Israeli soldiers at a checkpoint are more disturbed by a large red balloon bearing Arafat's image than by Palestinian motorists. Suleiman casually throws a plum stone from the car and blows up an Israeli tank. The best gag, and the only time English is spoken, focuses on a foreign tourist asking an Israeli policeman the way to the Holy Sepulchre. Unable to help her the cop takes a blindfolded and handcuffed Palestinian from the back of his van to provide the information. The poorest sequence is the most elaborate - a female Ninja turning up to humiliate and kill six Israeli policemen at a firing range where the targets are pictures of Palestinian women. This film is a hit-and-miss affair and concludes with Suleiman's screen mother telling him: 'That's enough now.'

The Transporter, produced by a Frenchman (Luc Besson), scripted by an American (Robert Mark Kamen), directed by a veteran of Hong Kong action cinema (Cory Yuen) and starring an Englishman (Jason Statham, ex-Olympic diver and a leading player in Guy Ritchie's gangster movies), is a flavourless thriller about an ex-SAS soldier living well on the Côte d'Azur by delivering packages for assorted criminals in his souped-up BMW. Chases and choreographed fights set to rock music take up most of the running time and the movie is like To Catch a Thief remade by a hack follower of John Woo.
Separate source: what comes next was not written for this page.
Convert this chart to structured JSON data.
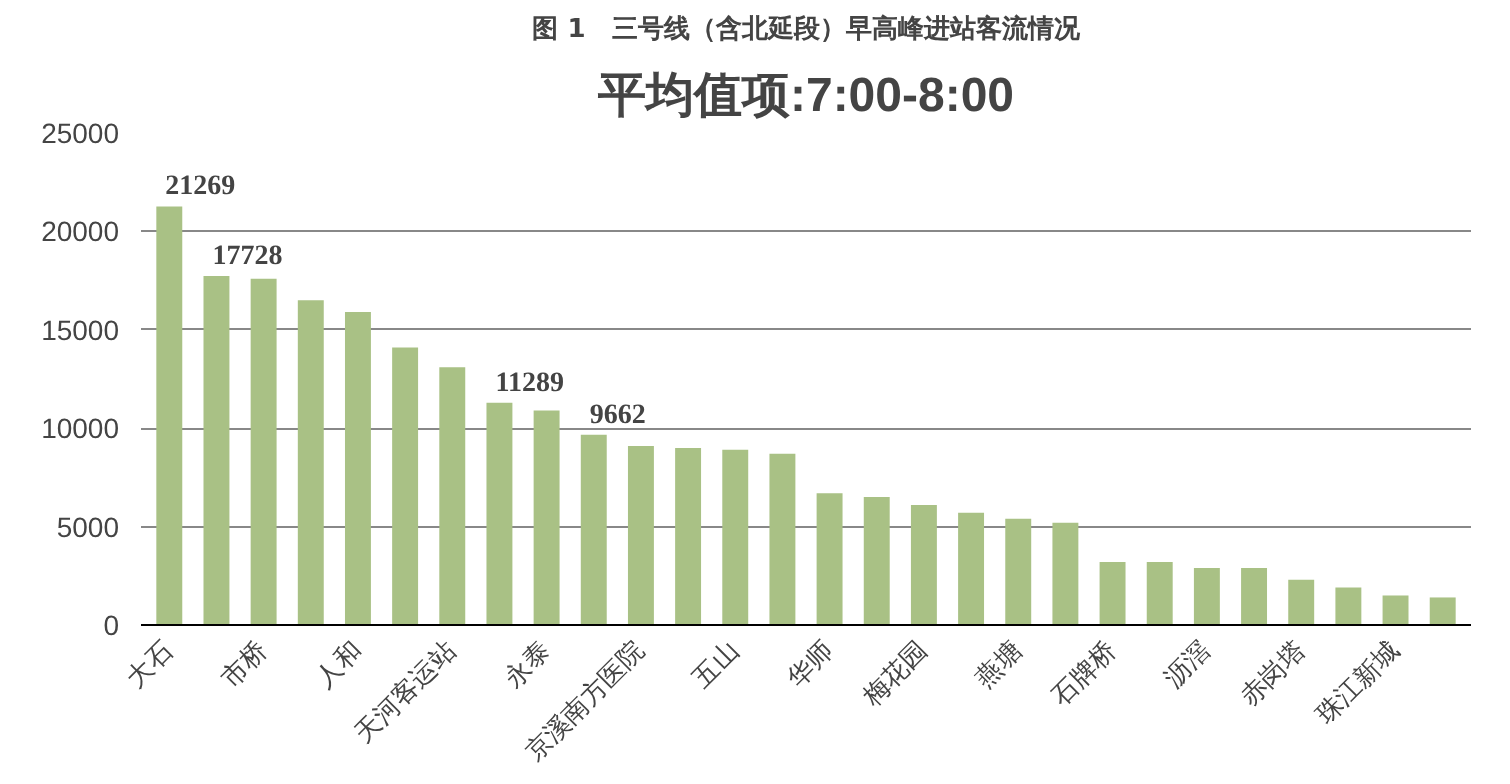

Asked what was the defining difference between Mel Brooks and Woody Allen, S. J. Perelman replied: 'Allen is funny and Brooks isn't.' The same might be said of Mike Myers and his Saturday Night Live and Wayne's World partner Dana Carvey. In the dire The Master of Disguise, Carvey is seen to maximum disadvantage as a dim-witted Italian-American waiter whose family have an inherited gift for turning themselves into anyone from Bo Derek to George Bush. His name is Pistachio Disguisey; the movie is produced by Adam Sandler; the megalomaniac villain (Brent Spiner) breaks wind whenever he laughs. Convinced?